STUBBARD v HAJDUK GIBBS LLP, 2014 ABQB 632
GERMAIN J
10.18: Reference to Court
10.19: Review officer’s decision
10.2: Payment for lawyer’s services and contents of lawyer’s account
10.41: Assessment officer’s decision
10.9: Reasonableness of retainer agreements and charges subject to review
Case Summary
The Plaintiff applied for a review of her legal fees incurred with respect to a matrimonial dispute, but after the Review Officer felt there were serious questions of fact and law raised by the retainer agreement, the Review Officer directed a reference to the Court under Rule 10.18(1)(a). The law firm was retained in 2005. In 2010, the firm discovered they did not have a signed copy of the original retainer, so took steps to switch the agreement to a lower fee agreement and contingency, making it retroactive to 2005. The new agreement purported to oust the consumer protection provision in old Rule 613 (new Rule 10.2(1)) regarding payment for improper or wasted work. The parties did not execute an agreement setting out a contingency arrangement in compliance with the Rules of Court.

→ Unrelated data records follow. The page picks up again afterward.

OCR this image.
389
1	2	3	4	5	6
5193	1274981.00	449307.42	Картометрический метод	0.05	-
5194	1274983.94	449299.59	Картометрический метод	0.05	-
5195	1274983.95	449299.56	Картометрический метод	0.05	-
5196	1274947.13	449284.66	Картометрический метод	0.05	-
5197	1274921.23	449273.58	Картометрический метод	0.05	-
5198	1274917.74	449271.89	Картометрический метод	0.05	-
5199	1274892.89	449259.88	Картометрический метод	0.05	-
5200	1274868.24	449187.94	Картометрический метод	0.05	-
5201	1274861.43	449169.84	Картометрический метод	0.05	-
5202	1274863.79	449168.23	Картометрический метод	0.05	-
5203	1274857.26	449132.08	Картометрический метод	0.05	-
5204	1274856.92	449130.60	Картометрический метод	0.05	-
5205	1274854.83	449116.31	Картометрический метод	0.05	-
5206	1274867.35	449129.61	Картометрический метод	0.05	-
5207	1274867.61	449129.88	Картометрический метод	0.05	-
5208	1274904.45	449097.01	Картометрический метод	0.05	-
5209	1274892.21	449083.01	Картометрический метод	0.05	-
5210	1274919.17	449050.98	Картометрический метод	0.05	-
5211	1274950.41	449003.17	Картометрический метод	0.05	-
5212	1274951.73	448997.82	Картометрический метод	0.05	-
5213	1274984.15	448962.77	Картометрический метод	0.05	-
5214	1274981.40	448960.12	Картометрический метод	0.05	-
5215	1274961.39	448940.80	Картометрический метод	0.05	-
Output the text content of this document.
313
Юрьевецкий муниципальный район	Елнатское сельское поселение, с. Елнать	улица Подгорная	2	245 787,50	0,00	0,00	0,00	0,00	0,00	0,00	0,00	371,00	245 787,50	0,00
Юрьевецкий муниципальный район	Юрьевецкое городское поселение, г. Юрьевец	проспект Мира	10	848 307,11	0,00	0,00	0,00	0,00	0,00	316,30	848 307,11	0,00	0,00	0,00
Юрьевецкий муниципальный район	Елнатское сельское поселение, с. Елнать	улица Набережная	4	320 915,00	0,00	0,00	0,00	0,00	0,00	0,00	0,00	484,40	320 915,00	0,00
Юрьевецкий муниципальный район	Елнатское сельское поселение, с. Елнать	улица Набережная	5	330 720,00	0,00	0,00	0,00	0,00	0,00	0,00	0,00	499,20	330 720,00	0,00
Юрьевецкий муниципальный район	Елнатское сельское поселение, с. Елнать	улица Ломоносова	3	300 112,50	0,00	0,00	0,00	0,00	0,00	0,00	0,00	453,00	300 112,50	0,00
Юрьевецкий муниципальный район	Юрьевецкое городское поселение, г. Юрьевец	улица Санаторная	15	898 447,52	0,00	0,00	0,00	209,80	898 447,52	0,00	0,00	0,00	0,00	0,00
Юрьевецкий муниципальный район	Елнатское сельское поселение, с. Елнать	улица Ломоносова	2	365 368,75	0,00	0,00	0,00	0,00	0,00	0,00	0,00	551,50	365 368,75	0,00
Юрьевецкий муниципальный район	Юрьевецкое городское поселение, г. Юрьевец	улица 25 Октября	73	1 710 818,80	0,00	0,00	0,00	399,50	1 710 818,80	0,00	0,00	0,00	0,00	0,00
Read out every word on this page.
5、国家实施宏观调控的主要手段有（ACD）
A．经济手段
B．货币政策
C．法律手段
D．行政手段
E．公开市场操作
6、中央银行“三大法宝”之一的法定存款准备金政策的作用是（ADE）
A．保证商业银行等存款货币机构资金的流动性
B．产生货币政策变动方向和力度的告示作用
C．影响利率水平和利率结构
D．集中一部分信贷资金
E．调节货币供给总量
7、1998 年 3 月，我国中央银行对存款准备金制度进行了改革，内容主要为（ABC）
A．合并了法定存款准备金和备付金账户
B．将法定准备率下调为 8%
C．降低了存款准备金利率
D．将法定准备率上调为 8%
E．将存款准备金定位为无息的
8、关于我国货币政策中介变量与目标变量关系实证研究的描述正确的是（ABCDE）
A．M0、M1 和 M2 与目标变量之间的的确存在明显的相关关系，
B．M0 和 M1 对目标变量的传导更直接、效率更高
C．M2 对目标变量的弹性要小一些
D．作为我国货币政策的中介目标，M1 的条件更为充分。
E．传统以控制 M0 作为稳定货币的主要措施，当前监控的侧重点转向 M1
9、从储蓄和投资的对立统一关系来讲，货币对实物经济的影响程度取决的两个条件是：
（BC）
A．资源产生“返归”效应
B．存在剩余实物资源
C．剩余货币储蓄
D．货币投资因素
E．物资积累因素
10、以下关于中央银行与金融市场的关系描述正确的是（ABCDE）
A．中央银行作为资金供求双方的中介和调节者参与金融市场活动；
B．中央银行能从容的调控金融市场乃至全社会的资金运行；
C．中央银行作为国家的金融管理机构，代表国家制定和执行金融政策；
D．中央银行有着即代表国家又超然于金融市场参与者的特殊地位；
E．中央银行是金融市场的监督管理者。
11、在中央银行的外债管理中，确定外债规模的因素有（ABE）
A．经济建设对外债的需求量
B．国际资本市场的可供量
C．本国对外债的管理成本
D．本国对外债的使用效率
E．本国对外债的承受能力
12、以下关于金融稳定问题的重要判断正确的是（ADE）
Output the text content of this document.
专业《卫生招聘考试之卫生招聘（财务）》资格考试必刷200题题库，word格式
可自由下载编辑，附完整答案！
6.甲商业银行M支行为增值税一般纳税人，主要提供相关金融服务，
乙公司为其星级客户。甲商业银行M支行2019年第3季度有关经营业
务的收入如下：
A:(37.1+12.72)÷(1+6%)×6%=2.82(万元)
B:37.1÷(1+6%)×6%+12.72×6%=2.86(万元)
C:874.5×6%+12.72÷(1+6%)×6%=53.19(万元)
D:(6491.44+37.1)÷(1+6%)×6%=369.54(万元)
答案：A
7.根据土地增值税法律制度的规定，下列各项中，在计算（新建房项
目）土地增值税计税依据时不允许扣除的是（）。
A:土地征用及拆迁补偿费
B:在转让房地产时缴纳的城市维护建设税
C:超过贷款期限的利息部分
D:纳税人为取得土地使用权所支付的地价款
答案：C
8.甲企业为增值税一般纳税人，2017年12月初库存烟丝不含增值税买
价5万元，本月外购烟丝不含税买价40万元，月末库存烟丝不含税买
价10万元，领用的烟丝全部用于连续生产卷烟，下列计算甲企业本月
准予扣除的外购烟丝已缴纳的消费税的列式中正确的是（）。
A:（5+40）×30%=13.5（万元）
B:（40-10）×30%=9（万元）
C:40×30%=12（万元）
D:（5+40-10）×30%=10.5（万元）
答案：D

The Plaintiff submitted that the proposed fee agreement was harsh and unconscionable, contrary to the public protection contained in old Rule 613 (new Rules 10.2 and 10.9), as she was billed $71,000 despite receiving no forward momentum or benefit. She further argued that the attempt by the law firm to turn the arrangement into a contingency agreement failed because it would not be enforceable under old Rule 616(2). The Defendant law firm argued that the time spent on the file was productive and the husband’s aggressive response to the Plaintiff’s claim was primarily to blame for lack of forward progress. It further argued that the 2010 retainer was valid and enforceable, or alternatively, the original retainer applied.
Justice Germain noted that Rule 10.2(1) concords with former Rule 613, but includes the ability to contract out of its impact. However, this does not include the ability to contract out of consumer protection provisions or ethical rules of the profession. The new Rules imply that there should be resistance to law firms running up large legal fees with no oversight.
It was clear that the parties intended to enter into a new contingency agreement in 2010 and that the old agreement would no longer be in force. However, at the time of this arrangement, the technical formalities in the old Rules governed and those were not complied with. As such, the new agreement was unenforceable. Therefore, Germain J. directed the Review Officer to ignore both the original retainer and the 2010 agreement, and to tax the account based on the criteria set out in former Rule 613.